Early on, Rivers and teammate 4-star DE Chantz Williams made it known that they were planning on being a package deal: committing to and signing with the same school for the next step of their career. And with that knowledge, teams around the country recruited the pair together.
As spring 2019 came around, there seemed to be a fracturing of that mindset between close friends Rivers and Williams. Miami continued recruiting both players, but seemed to have more of a foothold with Rivers than Williams. And as the players started viewing things differently, their recruitments became fully individual pursuits.
While he had offers from powerhouse programs all over the country — Alabama, Clemson, Auburn, Florida and others — Rivers decided Miami was the best fit for him and he committed to the Canes on June 9th.
On the 247sports composite, Rivers is a 4-star prospect, the #15 RB nationally in this class, #23 in the State of Florida, and #145 recruit overall.
Rivers committed to Miami over offers from Alabama, Clemson, Auburn, and Florida from his list of 20 scholarship offers.
As a player
A massive 6’6” 331lbs, Rivers plays tackle at the HS level, but could end up moving inside to guard in college. Either way, he’s a player with great size and length who should be able to push for playing time early on in his college career, regardless of position.
Due to his massive size and accompanying strength, Rivers can overwhelm defenders from his position. He has the added bonus of working against 4-star DE Williams daily in practice at Oakleaf, so he’s seen at least one blue chip caliber recruit in a blocking situation.
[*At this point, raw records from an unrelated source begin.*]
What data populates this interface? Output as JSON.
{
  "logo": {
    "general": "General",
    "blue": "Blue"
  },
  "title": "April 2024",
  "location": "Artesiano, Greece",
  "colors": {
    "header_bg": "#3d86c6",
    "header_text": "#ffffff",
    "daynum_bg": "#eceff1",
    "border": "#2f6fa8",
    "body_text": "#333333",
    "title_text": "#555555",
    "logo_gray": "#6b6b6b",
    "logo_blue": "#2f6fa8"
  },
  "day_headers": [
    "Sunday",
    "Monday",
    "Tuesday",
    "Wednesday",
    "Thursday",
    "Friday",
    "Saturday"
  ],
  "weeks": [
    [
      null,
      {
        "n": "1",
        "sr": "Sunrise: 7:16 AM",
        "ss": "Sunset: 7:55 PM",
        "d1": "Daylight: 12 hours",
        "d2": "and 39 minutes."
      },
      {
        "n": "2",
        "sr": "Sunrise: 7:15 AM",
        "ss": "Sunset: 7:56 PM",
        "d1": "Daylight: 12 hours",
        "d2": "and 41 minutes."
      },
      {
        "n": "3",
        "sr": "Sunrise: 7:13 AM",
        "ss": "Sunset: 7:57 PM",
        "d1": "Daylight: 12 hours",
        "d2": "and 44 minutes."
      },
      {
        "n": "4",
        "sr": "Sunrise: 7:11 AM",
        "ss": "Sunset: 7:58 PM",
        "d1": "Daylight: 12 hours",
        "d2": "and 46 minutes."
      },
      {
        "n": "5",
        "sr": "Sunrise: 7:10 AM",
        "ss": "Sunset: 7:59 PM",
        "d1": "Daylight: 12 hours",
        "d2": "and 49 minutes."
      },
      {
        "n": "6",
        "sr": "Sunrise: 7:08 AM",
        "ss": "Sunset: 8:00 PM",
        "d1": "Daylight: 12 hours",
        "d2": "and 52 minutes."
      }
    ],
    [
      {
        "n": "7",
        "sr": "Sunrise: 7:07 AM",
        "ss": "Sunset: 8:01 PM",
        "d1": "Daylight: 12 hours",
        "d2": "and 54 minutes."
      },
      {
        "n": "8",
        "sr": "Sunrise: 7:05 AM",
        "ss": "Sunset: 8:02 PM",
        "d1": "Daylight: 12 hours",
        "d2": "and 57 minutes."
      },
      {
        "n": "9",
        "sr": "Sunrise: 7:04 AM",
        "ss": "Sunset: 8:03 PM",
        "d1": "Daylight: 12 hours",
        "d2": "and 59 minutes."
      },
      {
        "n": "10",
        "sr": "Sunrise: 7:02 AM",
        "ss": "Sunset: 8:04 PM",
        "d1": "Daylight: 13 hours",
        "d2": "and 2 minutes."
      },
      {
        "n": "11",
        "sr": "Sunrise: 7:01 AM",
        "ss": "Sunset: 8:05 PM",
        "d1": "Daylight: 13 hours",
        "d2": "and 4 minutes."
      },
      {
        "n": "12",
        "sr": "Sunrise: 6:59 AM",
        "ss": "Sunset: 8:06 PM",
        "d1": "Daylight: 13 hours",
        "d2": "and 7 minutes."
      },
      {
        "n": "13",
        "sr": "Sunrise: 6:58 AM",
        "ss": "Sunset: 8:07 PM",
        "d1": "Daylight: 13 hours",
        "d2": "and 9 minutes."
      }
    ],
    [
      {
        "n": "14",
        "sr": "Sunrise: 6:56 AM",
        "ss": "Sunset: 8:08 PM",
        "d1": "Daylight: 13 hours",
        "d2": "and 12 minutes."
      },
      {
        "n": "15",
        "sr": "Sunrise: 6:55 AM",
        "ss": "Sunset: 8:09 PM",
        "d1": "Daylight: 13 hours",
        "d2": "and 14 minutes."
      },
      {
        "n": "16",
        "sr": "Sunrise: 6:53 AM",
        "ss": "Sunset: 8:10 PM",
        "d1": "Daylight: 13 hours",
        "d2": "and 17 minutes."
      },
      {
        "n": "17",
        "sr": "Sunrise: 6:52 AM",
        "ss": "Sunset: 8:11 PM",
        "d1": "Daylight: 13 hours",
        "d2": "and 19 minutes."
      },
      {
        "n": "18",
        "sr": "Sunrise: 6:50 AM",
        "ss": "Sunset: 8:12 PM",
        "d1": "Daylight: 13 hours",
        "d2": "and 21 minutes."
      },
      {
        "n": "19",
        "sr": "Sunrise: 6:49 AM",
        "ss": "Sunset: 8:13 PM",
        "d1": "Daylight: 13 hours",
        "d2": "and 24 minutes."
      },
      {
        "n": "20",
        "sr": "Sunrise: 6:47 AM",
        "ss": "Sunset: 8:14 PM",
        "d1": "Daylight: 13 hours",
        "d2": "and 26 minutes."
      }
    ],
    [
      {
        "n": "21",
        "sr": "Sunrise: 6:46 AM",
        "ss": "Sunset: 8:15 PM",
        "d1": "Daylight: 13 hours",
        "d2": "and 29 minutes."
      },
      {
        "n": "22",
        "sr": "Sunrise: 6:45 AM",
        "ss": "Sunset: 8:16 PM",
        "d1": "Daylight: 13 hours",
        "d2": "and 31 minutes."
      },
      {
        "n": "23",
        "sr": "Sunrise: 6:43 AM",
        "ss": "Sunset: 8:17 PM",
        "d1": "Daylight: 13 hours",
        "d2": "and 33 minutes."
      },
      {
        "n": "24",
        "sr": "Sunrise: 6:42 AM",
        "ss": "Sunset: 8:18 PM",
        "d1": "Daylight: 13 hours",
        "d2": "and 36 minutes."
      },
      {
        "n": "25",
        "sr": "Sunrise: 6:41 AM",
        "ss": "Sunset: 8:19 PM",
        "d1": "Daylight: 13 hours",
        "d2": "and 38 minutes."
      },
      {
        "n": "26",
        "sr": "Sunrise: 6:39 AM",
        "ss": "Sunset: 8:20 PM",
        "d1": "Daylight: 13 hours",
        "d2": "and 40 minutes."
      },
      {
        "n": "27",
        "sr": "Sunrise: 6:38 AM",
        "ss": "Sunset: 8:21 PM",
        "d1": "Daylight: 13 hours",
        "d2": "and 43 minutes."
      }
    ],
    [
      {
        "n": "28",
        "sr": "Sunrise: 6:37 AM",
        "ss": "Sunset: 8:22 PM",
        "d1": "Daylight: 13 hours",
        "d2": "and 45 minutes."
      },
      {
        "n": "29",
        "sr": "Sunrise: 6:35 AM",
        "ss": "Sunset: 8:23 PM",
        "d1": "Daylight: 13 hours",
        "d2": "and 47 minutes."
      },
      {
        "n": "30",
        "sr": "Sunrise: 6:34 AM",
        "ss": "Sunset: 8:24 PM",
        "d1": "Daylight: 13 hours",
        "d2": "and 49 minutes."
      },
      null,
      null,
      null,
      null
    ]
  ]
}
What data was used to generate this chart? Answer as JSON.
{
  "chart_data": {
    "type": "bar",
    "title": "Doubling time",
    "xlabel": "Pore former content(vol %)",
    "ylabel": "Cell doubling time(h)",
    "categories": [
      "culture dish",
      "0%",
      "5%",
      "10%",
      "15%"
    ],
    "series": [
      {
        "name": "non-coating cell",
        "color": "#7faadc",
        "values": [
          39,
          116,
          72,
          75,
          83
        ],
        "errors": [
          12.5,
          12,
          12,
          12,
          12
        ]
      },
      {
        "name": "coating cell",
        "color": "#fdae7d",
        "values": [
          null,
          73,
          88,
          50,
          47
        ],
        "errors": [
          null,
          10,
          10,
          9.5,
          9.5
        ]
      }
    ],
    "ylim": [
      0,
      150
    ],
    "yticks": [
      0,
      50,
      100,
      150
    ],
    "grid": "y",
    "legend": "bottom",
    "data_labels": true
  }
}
Williams has worked almost exclusively at Left Tackle in HS. That’s a good thing, because Miami needs a top player at that position. But, with Zion Nelson at that position only entering his sophomore year, Rivers could find time at either Right Tackle or inside at Guard at the college level.
- Run Blocking
- A bit plodding
- Can get beaten by speed moves
- Can refine pass protection technique
Miami needs offensive line help, and Rivers is a metaphorical and literal big addition to this group. No position along the OL should be safe (especially with the performance seen by this group in 2019), so Rivers could earn his way into the lineup as a rotation player or starter if he does well.
Chances for a Redshirt: 1/10
Miami started 2 true freshmen in 2019, and neither of them came in with the pedigree, acclaim, or size that Rivers possesses. He immediately becomes one of the top players at this position when he steps foot on campus, and I expect him to earn his way into a role along the OL this season.
That’s it for this installment of the Recruiting Notebook.